Rathbarry Sprigging School

During a recent visit to West Cork, I found a tourist brochure in our hotel that featured the Sprigging School in Rathbarry. Sprigging is a form of lace that derives its name from the fact that the motifs are shaped like a leafy sprig. With my curiosity piqued, I set out to discover the quaint little building that once housed the lace school. 

The Sprigging School was established on the Castlefreke Estate by Lady Carbery in 1825, and is accessed via a bridge over a small stream. Now a one-roomed building, it was originally divided in two to include a domestic space for the live-in teacher, who slept on a settle bed in the kitchen. The teacher also kept ducks and hens, and they too slept in the school at night. An information panel in the building tells the humorous story of a visit that Lady Carbery paid to the school, during which she was so displeased by the mess created by the teacher's poultry that she reported her to the local magistrate! When brought before the judge, the teacher defended herself by saying:

Your Honour,
I've made lace for Lord Donoughmore,
For Ladies and Gentlemen
Over a score.
Then or never before
Was the charge of uncleanliness
Laid at my door.

The judge dismissed the case.

 

The cost of attending the school was five shillings per term. In turn, the skills acquired here provided local women with a valuable means of earning an income and sustaining their families throughout the Great Famine. 

 

Sprigging, a type of white embroidery worked on fine white linen, was generally used to create collars and handkerchiefs, babies' bonnets and christening robes, as well as table linens. Typical motifs incude daisies and shamrocks. Stems and buttonholes would be worked in satin thread, and the edge could be embroidered or crocheted. It is similar in style to Ayrshire Whitework, and was often marketed and sold as such abroad. Documents of the time claim that the Irish work actually outsold its Scottish counterpart. 
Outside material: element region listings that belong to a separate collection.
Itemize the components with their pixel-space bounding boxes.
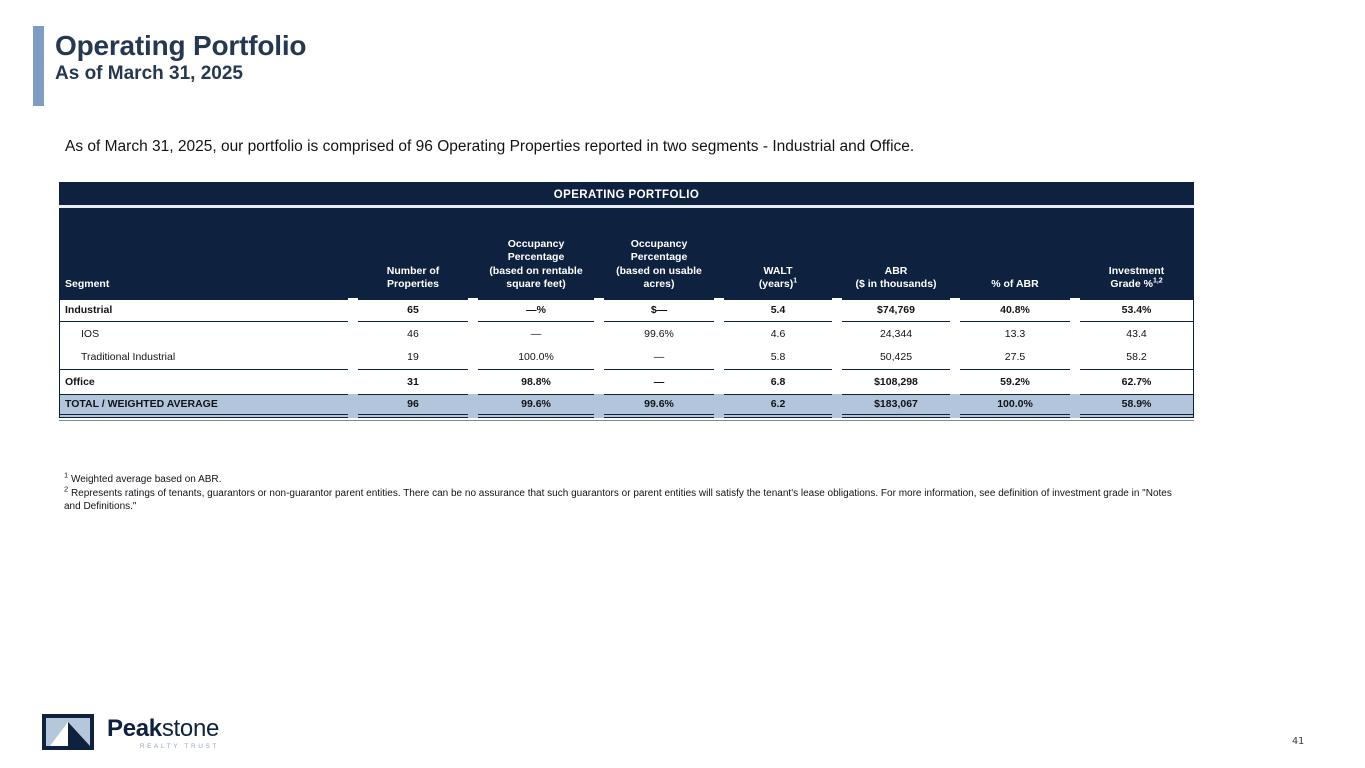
column-header: ABR ($ in thousands) [855, 264, 937, 291]
total-cell: 6.2 [724, 393, 832, 418]
table-cell: 65 [358, 297, 468, 322]
page-number: 41 [1292, 736, 1305, 747]
segment-cell: Industrial [60, 297, 348, 322]
table-cell: 50,425 [842, 346, 950, 370]
total-cell: 99.6% [604, 393, 714, 418]
table-cell: 59.2% [1000, 375, 1030, 388]
peakstone-logo: Peakstone REALTY TRUST [42, 714, 219, 750]
logo-wordmark: Peakstone REALTY TRUST [107, 715, 220, 751]
total-cell: 99.6% [478, 393, 594, 418]
table-cell: 27.5 [960, 346, 1070, 370]
page-subtitle: As of March 31, 2025 [55, 62, 243, 84]
table-total-row: TOTAL / WEIGHTED AVERAGE 96 99.6% 99.6% 6.2 $… [59, 393, 1194, 418]
table-row: Traditional Industrial 19 100.0% — 5.8 50,425… [60, 346, 1193, 370]
table-cell: $108,298 [874, 375, 918, 388]
table-cell: 43.4 [1126, 327, 1147, 340]
slide-header: Operating Portfolio As of March 31, 2025 [55, 30, 307, 85]
column-header: Occupancy Percentage (based on rentable squ… [489, 238, 583, 291]
logo-tagline: REALTY TRUST [139, 743, 220, 750]
table-cell: — [604, 346, 714, 370]
table-row: Office 31 98.8% — 6.8 $108,298 59.2% 62.7% [60, 370, 1193, 394]
footnote-1: 1 Weighted average based on ABR. [64, 470, 1186, 487]
total-segment-cell: TOTAL / WEIGHTED AVERAGE [60, 393, 348, 418]
column-header: WALT (years)1 [758, 264, 798, 291]
column-header: Number of Properties [386, 264, 440, 291]
page-title: Operating Portfolio [55, 30, 307, 61]
mountain-logo-icon [42, 714, 94, 750]
table-cell: 53.4% [1080, 297, 1193, 322]
footnote-2: 2 Represents ratings of tenants, guarant… [64, 484, 1186, 514]
total-cell: $183,067 [842, 393, 950, 418]
footnote-2-text: Represents ratings of tenants, guarantor… [64, 487, 1172, 513]
table-cell: —% [478, 297, 594, 322]
table-cell: 4.6 [770, 327, 786, 340]
column-header: Occupancy Percentage (based on usable acres… [616, 238, 702, 291]
title-accent-bar [33, 26, 44, 106]
intro-text: As of March 31, 2025, our portfolio is c… [65, 138, 915, 155]
column-header: Investment Grade %1,2 [1108, 264, 1165, 291]
table-cell: $74,769 [842, 297, 950, 322]
total-cell: 96 [358, 393, 468, 418]
footnote-1-text: Weighted average based on ABR. [70, 474, 222, 485]
table-cell: — [530, 327, 542, 340]
table-row: Industrial 65 —% $— 5.4 $74,769 40.8% 53.4% [60, 297, 1193, 322]
table-cell: 58.2 [1080, 346, 1193, 370]
logo-brand-light: stone [161, 715, 220, 742]
total-cell: 100.0% [960, 393, 1070, 418]
segment-cell: IOS [81, 327, 100, 340]
table-cell: 98.8% [521, 375, 551, 388]
table-cell: 5.4 [724, 297, 832, 322]
segment-cell: Office [65, 375, 95, 388]
table-row: IOS 46 — 99.6% 4.6 24,344 13.3 43.4 [60, 322, 1193, 346]
logo-brand-bold: Peak [107, 715, 162, 742]
table-cell: 46 [407, 327, 419, 340]
table-cell: 6.8 [770, 375, 786, 388]
table-bottom-rule [59, 419, 1194, 422]
table-cell: 99.6% [644, 327, 674, 340]
table-cell: 13.3 [1004, 327, 1026, 340]
table-cell: 100.0% [478, 346, 594, 370]
table-cell: 31 [407, 375, 419, 388]
footnotes: 1 Weighted average based on ABR. 2 Repre… [64, 470, 1186, 514]
table-cell: 24,344 [879, 327, 913, 340]
table-cell: — [653, 375, 665, 388]
table-body: Industrial 65 —% $— 5.4 $74,769 40.8% 53.4% IOS 4… [59, 297, 1194, 394]
column-header: % of ABR [991, 278, 1039, 291]
table-cell: 40.8% [960, 297, 1070, 322]
table-title: OPERATING PORTFOLIO [59, 182, 1194, 208]
total-cell: 58.9% [1080, 393, 1193, 418]
footnote-1-marker: 1 [64, 470, 69, 480]
table-cell: 5.8 [724, 346, 832, 370]
table-cell: $— [604, 297, 714, 322]
segment-cell: Traditional Industrial [60, 346, 348, 370]
column-header: Segment [65, 278, 110, 291]
table-cell: 19 [358, 346, 468, 370]
table-header-row: Segment Number of Properties Occupancy Perce… [59, 208, 1194, 298]
footnote-2-marker: 2 [64, 484, 69, 494]
table-cell: 62.7% [1121, 375, 1152, 388]
operating-portfolio-table: OPERATING PORTFOLIO Segment Number of Prop… [59, 182, 1194, 422]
The finest known work associated with the school is the Rathbarry Dress, a stunningly intricate white garment that featured in a an exhibition in the Crawford Gallery entitled "Made in Cork: The Arts and Crafts Movement 1880's–1920's". The dress was purchased in England by Cork-based Irish Lace expert, Veronica Stuart, and she brought the dress to Headford with her as part of the talk she gave here on Culture Night. 

 

An article by Brian Moore for the The Southern Star newspaper quotes Veronica as saying that the "dress is the equivalent of a commissioned designer, haute couture, creation today. The dress would have taken hundreds of hours to make but, unlike a wedding dress or a piece made for a special occasion, this dress would have been worn, maybe not everyday. However, it would not have been left in the wardrobe only to be admired on a hanger. It would have been worn perhaps for afternoon tea every now and again."

180422 museum82

180422 museum84

When the school building fell into disuse, Lady Carbery offered it to a local homeless man. According to Jo Kerrigan, author of Old Ways, Old Secrets, the man refused on the grounds that the building had been erected across a fairy path, and therefore would surely bring bad luck to anyone who lived there!

In 2000, the Rathbarry Tidy Towns Committee undertook the restoration of the building using traditional methods, for which they received a major award in the Green Town 2000 competition.